Studio album by Linda Chung
- Released: 20 August 2008
- Genre: Cantopop, Mandopop
- Producer: Star Entertainment Limited

Linda Chung chronology
|  | Dinner for One, World for Two (一人晚餐, 二人世界) (2008) | My Love Story (2009) |

= Dinner for One, World for Two =

Dinner for One, World for Two (一人晚餐, 二人世界 (Yi Ren Wancan, Er Ren Shijie)) is the debut album by Linda Chung, and was released on 20 August 2008. It contains 10 tracks, two of those in Mandarin, while are the rest are in Cantonese. Two versions are published, one containing five postcards, while one contains a mini-poster.
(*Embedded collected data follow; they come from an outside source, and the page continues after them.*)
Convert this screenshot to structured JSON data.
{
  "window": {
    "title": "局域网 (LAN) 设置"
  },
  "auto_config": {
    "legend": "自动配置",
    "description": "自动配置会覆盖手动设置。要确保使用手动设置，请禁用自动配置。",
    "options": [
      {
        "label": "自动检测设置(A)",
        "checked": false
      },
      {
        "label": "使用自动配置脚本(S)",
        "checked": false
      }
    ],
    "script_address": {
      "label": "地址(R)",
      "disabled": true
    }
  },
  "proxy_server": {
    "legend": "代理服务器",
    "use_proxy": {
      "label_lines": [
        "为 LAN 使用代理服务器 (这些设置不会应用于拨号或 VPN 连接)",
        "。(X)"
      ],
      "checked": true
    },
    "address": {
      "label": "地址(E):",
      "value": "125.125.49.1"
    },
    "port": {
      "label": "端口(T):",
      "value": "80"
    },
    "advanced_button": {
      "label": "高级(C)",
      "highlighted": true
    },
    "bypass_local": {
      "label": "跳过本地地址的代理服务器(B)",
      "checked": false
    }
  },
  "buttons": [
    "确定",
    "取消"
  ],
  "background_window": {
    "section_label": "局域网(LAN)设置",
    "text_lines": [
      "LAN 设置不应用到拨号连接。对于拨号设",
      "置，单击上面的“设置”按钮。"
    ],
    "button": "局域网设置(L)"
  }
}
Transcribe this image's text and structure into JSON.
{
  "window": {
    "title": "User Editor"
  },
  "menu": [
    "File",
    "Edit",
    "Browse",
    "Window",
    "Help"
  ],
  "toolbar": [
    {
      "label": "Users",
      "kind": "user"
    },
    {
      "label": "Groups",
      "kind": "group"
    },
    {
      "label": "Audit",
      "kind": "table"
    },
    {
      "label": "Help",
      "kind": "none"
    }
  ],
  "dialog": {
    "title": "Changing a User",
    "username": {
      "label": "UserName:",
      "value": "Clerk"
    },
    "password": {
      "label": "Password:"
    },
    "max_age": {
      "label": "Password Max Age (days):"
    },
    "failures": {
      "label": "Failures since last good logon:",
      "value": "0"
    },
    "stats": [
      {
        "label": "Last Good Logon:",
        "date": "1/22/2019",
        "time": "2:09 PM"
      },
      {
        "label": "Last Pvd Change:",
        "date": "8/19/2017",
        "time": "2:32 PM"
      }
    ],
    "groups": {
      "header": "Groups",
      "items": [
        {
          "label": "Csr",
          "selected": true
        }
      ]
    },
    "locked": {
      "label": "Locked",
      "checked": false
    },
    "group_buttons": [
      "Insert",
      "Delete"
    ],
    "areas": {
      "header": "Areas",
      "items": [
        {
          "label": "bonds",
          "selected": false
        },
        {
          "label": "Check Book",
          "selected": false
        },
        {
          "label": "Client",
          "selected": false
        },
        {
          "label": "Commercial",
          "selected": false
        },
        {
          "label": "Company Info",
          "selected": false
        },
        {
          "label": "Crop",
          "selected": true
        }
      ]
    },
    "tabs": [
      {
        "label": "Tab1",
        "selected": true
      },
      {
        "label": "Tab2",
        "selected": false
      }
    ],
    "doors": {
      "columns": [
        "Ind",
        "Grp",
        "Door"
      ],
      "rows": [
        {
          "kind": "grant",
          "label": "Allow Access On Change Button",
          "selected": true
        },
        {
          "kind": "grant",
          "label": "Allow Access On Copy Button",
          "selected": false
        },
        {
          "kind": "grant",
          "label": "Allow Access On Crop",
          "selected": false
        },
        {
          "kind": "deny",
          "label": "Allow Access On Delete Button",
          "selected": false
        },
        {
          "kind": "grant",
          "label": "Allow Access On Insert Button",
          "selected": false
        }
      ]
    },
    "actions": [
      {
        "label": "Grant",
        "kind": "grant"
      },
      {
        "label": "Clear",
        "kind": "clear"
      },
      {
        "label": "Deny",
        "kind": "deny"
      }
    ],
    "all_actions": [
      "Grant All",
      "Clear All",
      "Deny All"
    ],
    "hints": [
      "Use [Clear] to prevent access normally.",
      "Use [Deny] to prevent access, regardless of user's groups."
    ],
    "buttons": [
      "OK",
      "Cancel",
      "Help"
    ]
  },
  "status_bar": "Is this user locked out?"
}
This is the first album published by a TVB artist who isn't a professional singer, following a series of artists like Myolie Wu getting assigned to various music companies to take advantage of their fame in the acting industry.

==Track listing==

The tracks on the album are:

1. 一人晚餐 (Dinner for One)
2. 二人世界 (World for Two)
3. 我不懂你 (I don't know you)
4. 火柴天堂 (Matchstick Heaven)
5. 過山車 (Rollercoaster)
6. 其實我不快樂 (I'm actually unhappy)
7. 浪漫無聲 (Silent Romance)
8. 有沒有她 (With or without her)
9. 你不懂我的心 (You Won't Understand my Heart) (Mandarin)
10. 我不快樂 (I am unhappy) (Mandarin)

In the second version, Dinner for one, world for two reloaded, two new songs were added:

1. 彩雲國物語 (Saiunkoku Monogatari)
2. 發誓 (Swear)

- There are three covers on this album. "Dinner For One" (一人晚餐) is a cover of Ariel Lin's "Lonely Northern Hemisphere" (孤單北半球), "Silent Romance" (浪漫無聲) is a cover of Ariel Lin's "You" (你), and "World for Two" (二人世界) is a cover of Jolin Tsai's "Fall in Love with a Street" (愛上了一條街).

Linda's album was then proclaimed gold and "一人晚餐，二人世界 Reloaded" then was released with more songs and music videos.